- Какой вы вздор порете, - сказал я ему смеясь, однако вспыхнул в лице мне захотелось ее видеть.
Через несколько дней я встретился с ней в саду, она в самом деле была очень интересная блондина; тот же господин, который говорил об ней, представил меня ей, я был взволнован и так же мало умел это скрыть, как мой патрон улыбку.
Самолюбивая застенчивость прошла, я познакомился с ней, - она была очень несчастна и, .обманывая себя мнимым спокойствием, томилась и исходила в какой-то праздности сердца.
Р. была одна из тех скрытно-страстных женских натур, которые встречаются только между блондинами, (331) у них пламенное сердце маскировано кроткими и тихими чертами; они бледнеют от волнения, и глаза их не искрятся, а скорее тухнут, когда чувства выступают из берегов. Утомленный взор ее выбивался из сил, стремясь к чему-то, несытая грудь неровно подымалась. Во всем существе ее было что-то неспокойное, электрическое. Часто, гуляя по саду, она вдруг бледнела и, смущенная или встревоженная изнутри, отвечала рассеянно и торопилась домой; я именно в эти минуты любил смотреть на нее.
Внутреннюю жизнь ее я вскоре разглядел. Она не любила мужа и не могла его любить; ей было лет двадцать пять, ему за пятьдесят - с этим, может, она бы сладила, но различие образования, интересов, характеров было слишком резко.

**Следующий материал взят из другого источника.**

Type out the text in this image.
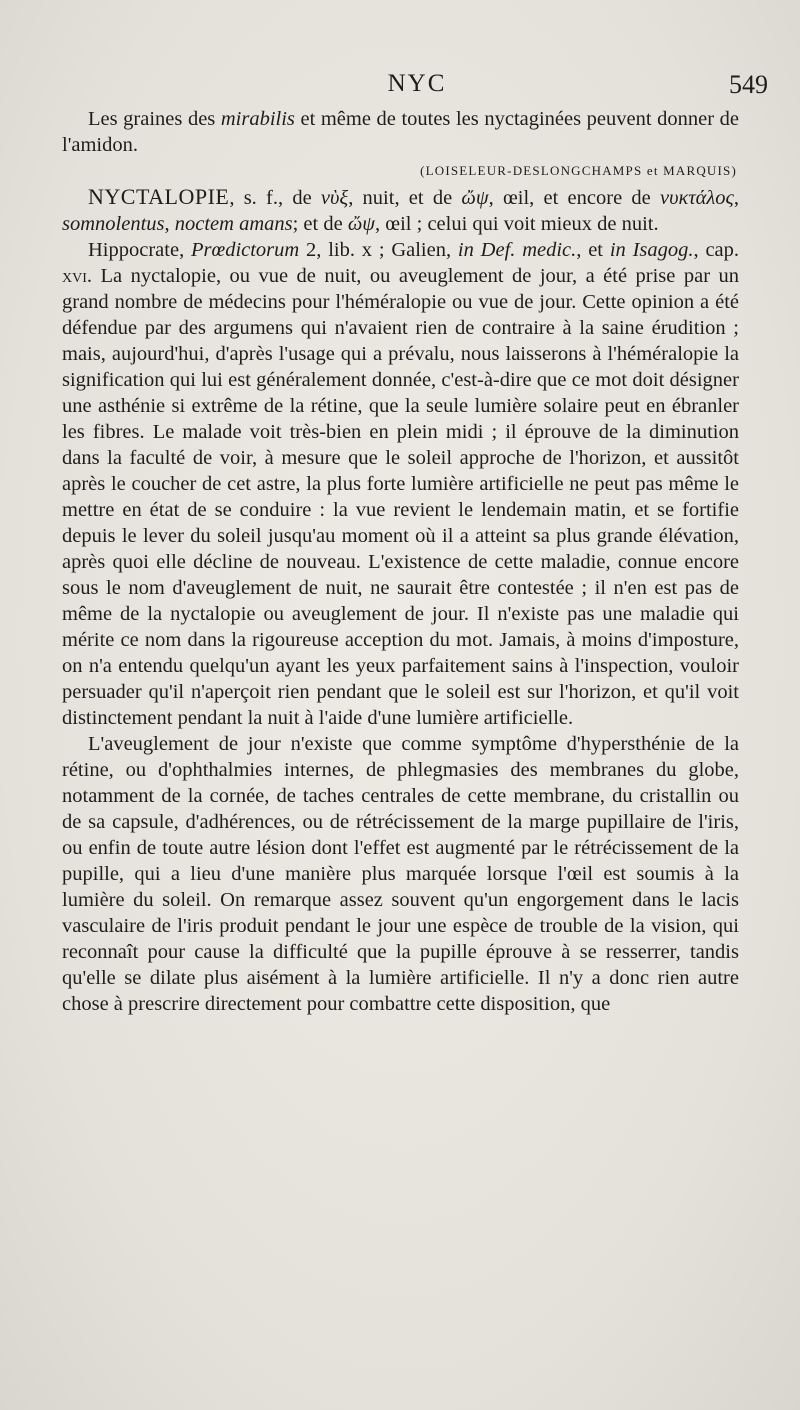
NYC	549

Les graines des mirabilis et même de toutes les nyctaginées peuvent donner de l'amidon.

(LOISELEUR-DESLONGCHAMPS et MARQUIS)

NYCTALOPIE, s. f., de νὺξ, nuit, et de ὤψ, œil, et encore de νυκτάλος, somnolentus, noctem amans; et de ὤψ, œil ; celui qui voit mieux de nuit.

Hippocrate, Prœdictorum 2, lib. x ; Galien, in Def. medic., et in Isagog., cap. xvi. La nyctalopie, ou vue de nuit, ou aveuglement de jour, a été prise par un grand nombre de médecins pour l'héméralopie ou vue de jour. Cette opinion a été défendue par des argumens qui n'avaient rien de contraire à la saine érudition ; mais, aujourd'hui, d'après l'usage qui a prévalu, nous laisserons à l'héméralopie la signification qui lui est généralement donnée, c'est-à-dire que ce mot doit désigner une asthénie si extrême de la rétine, que la seule lumière solaire peut en ébranler les fibres. Le malade voit très-bien en plein midi ; il éprouve de la diminution dans la faculté de voir, à mesure que le soleil approche de l'horizon, et aussitôt après le coucher de cet astre, la plus forte lumière artificielle ne peut pas même le mettre en état de se conduire : la vue revient le lendemain matin, et se fortifie depuis le lever du soleil jusqu'au moment où il a atteint sa plus grande élévation, après quoi elle décline de nouveau. L'existence de cette maladie, connue encore sous le nom d'aveuglement de nuit, ne saurait être contestée ; il n'en est pas de même de la nyctalopie ou aveuglement de jour. Il n'existe pas une maladie qui mérite ce nom dans la rigoureuse acception du mot. Jamais, à moins d'imposture, on n'a entendu quelqu'un ayant les yeux parfaitement sains à l'inspection, vouloir persuader qu'il n'aperçoit rien pendant que le soleil est sur l'horizon, et qu'il voit distinctement pendant la nuit à l'aide d'une lumière artificielle.

L'aveuglement de jour n'existe que comme symptôme d'hypersthénie de la rétine, ou d'ophthalmies internes, de phlegmasies des membranes du globe, notamment de la cornée, de taches centrales de cette membrane, du cristallin ou de sa capsule, d'adhérences, ou de rétrécissement de la marge pupillaire de l'iris, ou enfin de toute autre lésion dont l'effet est augmenté par le rétrécissement de la pupille, qui a lieu d'une manière plus marquée lorsque l'œil est soumis à la lumière du soleil. On remarque assez souvent qu'un engorgement dans le lacis vasculaire de l'iris produit pendant le jour une espèce de trouble de la vision, qui reconnaît pour cause la difficulté que la pupille éprouve à se resserrer, tandis qu'elle se dilate plus aisément à la lumière artificielle. Il n'y a donc rien autre chose à prescrire directement pour combattre cette disposition, que
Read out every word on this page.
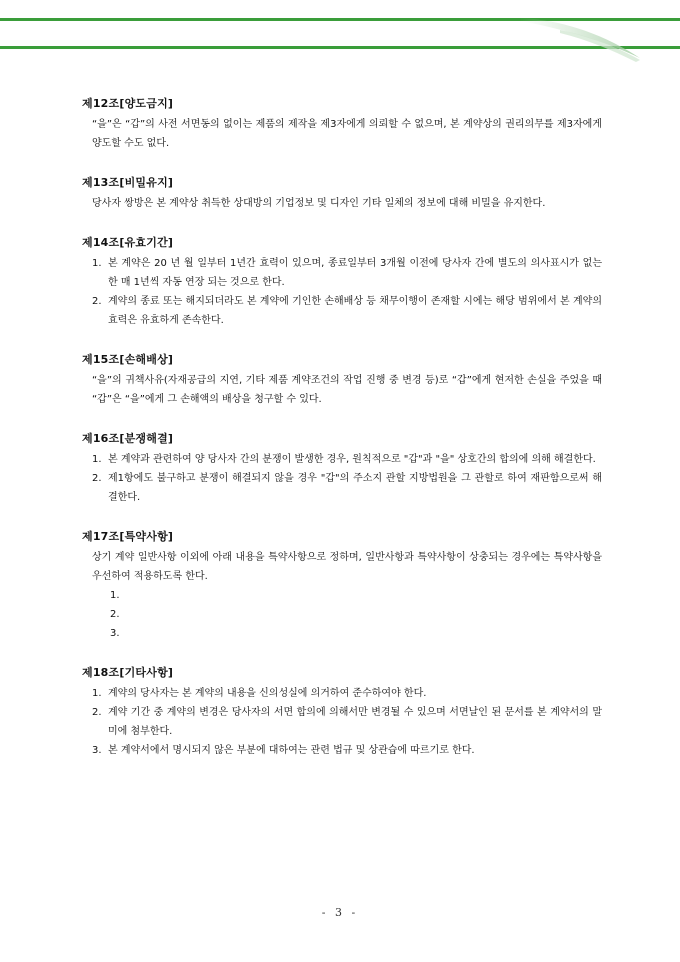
제12조[양도금지]
“을”은 “갑”의 사전 서면동의 없이는 제품의 제작을 제3자에게 의뢰할 수 없으며, 본 계약상의 권리의무를 제3자에게 양도할 수도 없다.
제13조[비밀유지]
당사자 쌍방은 본 계약상 취득한 상대방의 기업정보 및 디자인 기타 일체의 정보에 대해 비밀을 유지한다.
제14조[유효기간]
1. 본 계약은 20 년 월 일부터 1년간 효력이 있으며, 종료일부터 3개월 이전에 당사자 간에 별도의 의사표시가 없는 한 매 1년씩 자동 연장 되는 것으로 한다.
2. 계약의 종료 또는 해지되더라도 본 계약에 기인한 손해배상 등 채무이행이 존재할 시에는 해당 범위에서 본 계약의 효력은 유효하게 존속한다.
제15조[손해배상]
“을”의 귀책사유(자재공급의 지연, 기타 제품 계약조건의 작업 진행 중 변경 등)로 “갑”에게 현저한 손실을 주었을 때 “갑”은 “을”에게 그 손해액의 배상을 청구할 수 있다.
제16조[분쟁해결]
1. 본 계약과 관련하여 양 당사자 간의 분쟁이 발생한 경우, 원칙적으로 "갑"과 "을" 상호간의 합의에 의해 해결한다.
2. 제1항에도 불구하고 분쟁이 해결되지 않을 경우 "갑"의 주소지 관할 지방법원을 그 관할로 하여 재판함으로써 해결한다.
제17조[특약사항]
상기 계약 일반사항 이외에 아래 내용을 특약사항으로 정하며, 일반사항과 특약사항이 상충되는 경우에는 특약사항을 우선하여 적용하도록 한다.
1.
2.
3.
제18조[기타사항]
1. 계약의 당사자는 본 계약의 내용을 신의성실에 의거하여 준수하여야 한다.
2. 계약 기간 중 계약의 변경은 당사자의 서면 합의에 의해서만 변경될 수 있으며 서면날인 된 문서를 본 계약서의 말미에 첨부한다.
3. 본 계약서에서 명시되지 않은 부분에 대하여는 관련 법규 및 상관습에 따르기로 한다.
- 3 -
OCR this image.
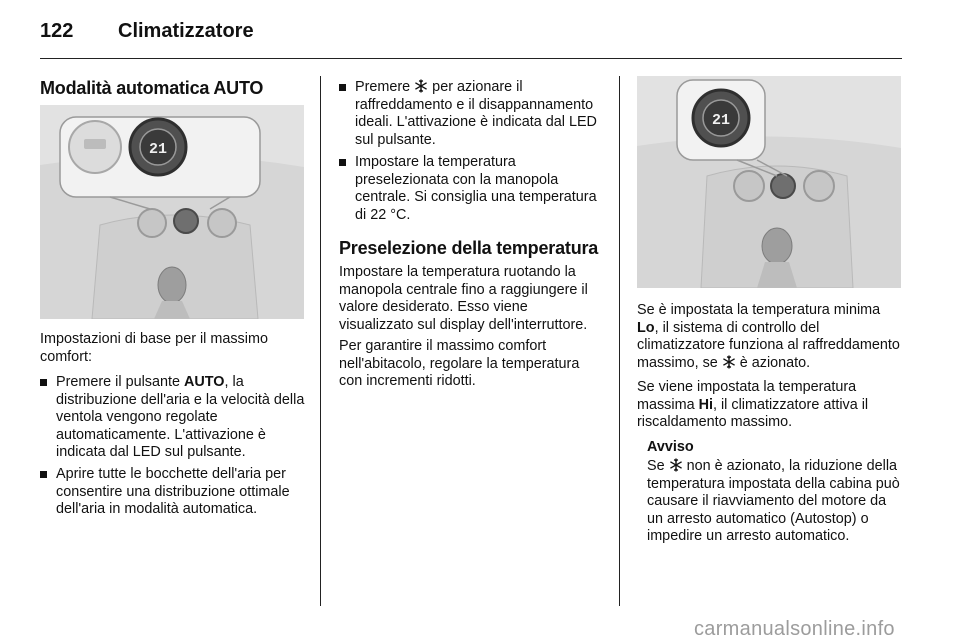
122 Climatizzatore
Modalità automatica AUTO
21
Impostazioni di base per il massimo comfort:
Premere il pulsante AUTO, la distribuzione dell'aria e la velocità della ventola vengono regolate automaticamente. L'attivazione è indicata dal LED sul pulsante.
Aprire tutte le bocchette dell'aria per consentire una distribuzione ottimale dell'aria in modalità automatica.
Premere  per azionare il raffreddamento e il disappannamento ideali. L'attivazione è indicata dal LED sul pulsante.
Impostare la temperatura preselezionata con la manopola centrale. Si consiglia una temperatura di 22 °C.
Preselezione della temperatura
Impostare la temperatura ruotando la manopola centrale fino a raggiungere il valore desiderato. Esso viene visualizzato sul display dell'interruttore.
Per garantire il massimo comfort nell'abitacolo, regolare la temperatura con incrementi ridotti.
21
Se è impostata la temperatura minima Lo, il sistema di controllo del climatizzatore funziona al raffreddamento massimo, se  è azionato.
Se viene impostata la temperatura massima Hi, il climatizzatore attiva il riscaldamento massimo.
Avviso
Se  non è azionato, la riduzione della temperatura impostata della cabina può causare il riavviamento del motore da un arresto automatico (Autostop) o impedire un arresto automatico.
carmanualsonline.info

Муж почти не выходил из комнаты; это был сухой, черствый старик, чиновник с притязанием на помещичество, раздражительный, как все больные и как почти все люди, потерявшие состояние. Ей было шестнадцать лет, когда ее отдали замуж, он имел достаток, но впоследствии все проиграл в карты и принужден был жить службой. Года за два до перевода в Вятку он начал хиреть, какая-то рана на ноге развилась в костоеду, старик сделался угрюм и тяжел, боялся своей болезни и смотрел взглядом тревожной и беспомощной подозрительности на свою жену. Она грустно и самоотверженно ходила за ним, но это было исполнение долга. Дети не могли удовлетворить всему - чего-то просило незанятое сердце.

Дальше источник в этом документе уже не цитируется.